Dear Lord, what a sad little life, Alex. You ruined Newcastle’s summer completely so you could move for more money but I hope now you spend it on getting some lessons in grace and decorum because you have all the grace of a reversing dump truck without any tyres on. You won, Alex. Take your six-year Liverpool contract and get off my property.

We can all look back with great fondness on those giddy early summer days when we all naively thought that Viktor Gyokeres to Arsenal was going to be the interminable saga.

Instead, it ended up being Isak’s move to Newcastle, one that went from being very unlikely to inevitable very quickly yet still took weeks and weeks to actually play out.

Even when Newcastle finally caved in the very early hours of deadline day it still wasn’t confirmed until long after the window had officially closed.

You can have your views on how Isak has gone about securing his move to Liverpool – and the grim truth is that today has been another reminder that as a player if you actually do want to get that dream move your chances are improved significantly if you’re a dick rather than a professional about it – but what a move it is for him.

Newcastle fans won’t see it this way and nor should they, but Isak was a genuinely elite world-class striker at a club that… isn’t those things. It was never going to last forever. Sure, signing that six-year contract was a rookie mistake of Charlie Kane proportions, forcing Isak to go fully nuclear to get the move, but in football we’re all guilty of massively overstating this kind of stuff.

Newcastle fans will care, obviously, but the idea – touted repeatedly on social media today – that Isak has irretrievably torched his reputation throughout the game is palpable nonsense.
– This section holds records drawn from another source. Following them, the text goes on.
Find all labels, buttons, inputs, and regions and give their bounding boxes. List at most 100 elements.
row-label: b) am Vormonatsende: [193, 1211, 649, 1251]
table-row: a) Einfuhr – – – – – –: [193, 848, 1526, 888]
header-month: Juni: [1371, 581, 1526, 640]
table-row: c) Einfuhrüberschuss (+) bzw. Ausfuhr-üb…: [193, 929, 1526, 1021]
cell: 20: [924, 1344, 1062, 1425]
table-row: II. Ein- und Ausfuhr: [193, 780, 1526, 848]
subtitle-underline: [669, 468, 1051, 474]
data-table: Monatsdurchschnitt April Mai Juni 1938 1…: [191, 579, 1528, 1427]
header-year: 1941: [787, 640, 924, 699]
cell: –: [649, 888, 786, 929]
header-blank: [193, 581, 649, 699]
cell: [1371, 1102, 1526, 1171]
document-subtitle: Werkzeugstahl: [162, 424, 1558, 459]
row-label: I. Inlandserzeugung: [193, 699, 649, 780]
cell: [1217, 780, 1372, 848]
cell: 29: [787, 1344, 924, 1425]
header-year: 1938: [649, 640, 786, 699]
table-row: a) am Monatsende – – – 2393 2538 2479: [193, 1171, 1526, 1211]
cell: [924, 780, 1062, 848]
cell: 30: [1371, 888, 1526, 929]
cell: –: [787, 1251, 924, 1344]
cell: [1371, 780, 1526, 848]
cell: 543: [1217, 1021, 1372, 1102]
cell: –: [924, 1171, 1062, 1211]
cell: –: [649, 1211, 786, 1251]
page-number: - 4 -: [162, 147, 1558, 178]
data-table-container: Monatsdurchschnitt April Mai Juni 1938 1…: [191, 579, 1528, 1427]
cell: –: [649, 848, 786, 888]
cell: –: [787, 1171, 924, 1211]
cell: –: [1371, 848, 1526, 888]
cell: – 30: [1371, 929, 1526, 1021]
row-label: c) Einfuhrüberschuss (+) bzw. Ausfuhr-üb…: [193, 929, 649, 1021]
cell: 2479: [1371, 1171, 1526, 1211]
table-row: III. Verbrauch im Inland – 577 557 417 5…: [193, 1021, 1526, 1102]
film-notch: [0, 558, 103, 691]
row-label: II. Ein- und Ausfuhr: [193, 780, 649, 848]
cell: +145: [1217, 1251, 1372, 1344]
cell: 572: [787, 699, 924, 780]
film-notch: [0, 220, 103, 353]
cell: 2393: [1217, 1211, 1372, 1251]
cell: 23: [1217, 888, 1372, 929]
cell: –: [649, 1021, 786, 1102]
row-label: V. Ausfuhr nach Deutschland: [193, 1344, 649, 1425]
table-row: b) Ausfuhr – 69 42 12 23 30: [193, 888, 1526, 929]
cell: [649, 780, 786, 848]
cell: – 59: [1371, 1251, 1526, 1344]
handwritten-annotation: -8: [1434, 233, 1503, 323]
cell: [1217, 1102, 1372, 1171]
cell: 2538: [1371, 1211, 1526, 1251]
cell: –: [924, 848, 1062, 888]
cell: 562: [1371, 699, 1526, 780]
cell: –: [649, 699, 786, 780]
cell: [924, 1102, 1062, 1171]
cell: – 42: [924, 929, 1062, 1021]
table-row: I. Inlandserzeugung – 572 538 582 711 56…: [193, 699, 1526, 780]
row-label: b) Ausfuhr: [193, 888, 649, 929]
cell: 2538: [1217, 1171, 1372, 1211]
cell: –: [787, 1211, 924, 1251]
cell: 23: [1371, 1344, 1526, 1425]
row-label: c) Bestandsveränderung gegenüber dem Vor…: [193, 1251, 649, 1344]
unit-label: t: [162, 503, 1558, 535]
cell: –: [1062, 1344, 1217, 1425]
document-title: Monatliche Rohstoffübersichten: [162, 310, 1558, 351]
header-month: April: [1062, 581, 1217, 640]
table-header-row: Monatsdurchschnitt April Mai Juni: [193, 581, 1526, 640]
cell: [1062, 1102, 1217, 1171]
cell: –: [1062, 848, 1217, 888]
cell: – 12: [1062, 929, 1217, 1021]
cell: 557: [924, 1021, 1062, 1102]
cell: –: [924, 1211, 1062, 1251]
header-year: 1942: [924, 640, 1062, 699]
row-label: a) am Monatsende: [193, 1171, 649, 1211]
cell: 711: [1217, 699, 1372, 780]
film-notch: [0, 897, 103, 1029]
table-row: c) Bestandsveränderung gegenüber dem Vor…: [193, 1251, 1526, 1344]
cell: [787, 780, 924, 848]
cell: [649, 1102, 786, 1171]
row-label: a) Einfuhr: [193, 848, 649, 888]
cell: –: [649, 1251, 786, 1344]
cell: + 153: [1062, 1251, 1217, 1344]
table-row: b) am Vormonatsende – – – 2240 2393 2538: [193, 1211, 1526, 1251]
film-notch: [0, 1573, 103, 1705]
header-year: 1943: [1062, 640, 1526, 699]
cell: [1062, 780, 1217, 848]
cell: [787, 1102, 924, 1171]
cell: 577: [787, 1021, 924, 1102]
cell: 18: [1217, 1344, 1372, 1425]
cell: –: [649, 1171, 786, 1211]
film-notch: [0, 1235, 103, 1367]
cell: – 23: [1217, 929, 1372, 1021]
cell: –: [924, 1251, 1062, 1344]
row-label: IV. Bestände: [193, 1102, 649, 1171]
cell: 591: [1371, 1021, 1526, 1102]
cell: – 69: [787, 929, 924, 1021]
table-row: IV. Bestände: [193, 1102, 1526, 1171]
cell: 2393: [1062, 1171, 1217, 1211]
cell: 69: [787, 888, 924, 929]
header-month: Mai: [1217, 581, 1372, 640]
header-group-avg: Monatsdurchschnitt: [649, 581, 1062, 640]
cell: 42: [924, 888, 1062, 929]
And you know it’s nonsense because there are no Newcastle fans saying the same thing about how Yoane Wissa has treated Brentford. Every club has its place in the football transfer food-chain.

 

Sunderland

Whether it ends up working or not, you can’t knock them for trying. Sunderland weren’t really ready for promotion when it happened at the end of last season. They finished a full 24 points behind their fellow promoted clubs – clubs who now provide the theoretically weakest opposition in the rarefied air they now occupy.

Other promoted clubs of recent vintage faced with such a predicament have effectively given the whole thing up as a bad job before a ball is kicked. Sunderland have gone out and bought a new team to see where it takes them.

And it’s not just that they’ve signed loads of players. Anyone can do that, in theory. It’s the range of players we like. There’s big money signings, there’s exciting high-ceilinged youngsters, there’s gnarled wily veterans who’ve seen it all before, there’s canny big-six loan swoops.

All with the added bonus that unlike Leeds and Burnley their summer recruitment drive didn’t run out of puff at the last, with the Black Cats striking a late deal to bring Brian Brobbey to the Barclays, to the delight of absolutely everyone old enough to remember mid-90s Saturday evening light entertainment. Which, unfortunately for everyone else, is almost all journalists and commentators.

 

Everyone signed by Brighton

Congratulations on your upcoming move to Chelsea in 2027.

 

Ben Chilwell

Sometimes a transfer comes along that just restores your faith in this great and beautiful game, a transfer that reminds you of just why you fell in love with the sport in the first place.

And the sight of Ben Chilwell after a second summer in the Chelsea Bomb Squad managing at the last minute to snag a dream move to their sister club Strasbourg is a right cockle-warmer and no mistake.

Don’t know about you, but we’re off to a celebrate with a foaming pint of BlueCo.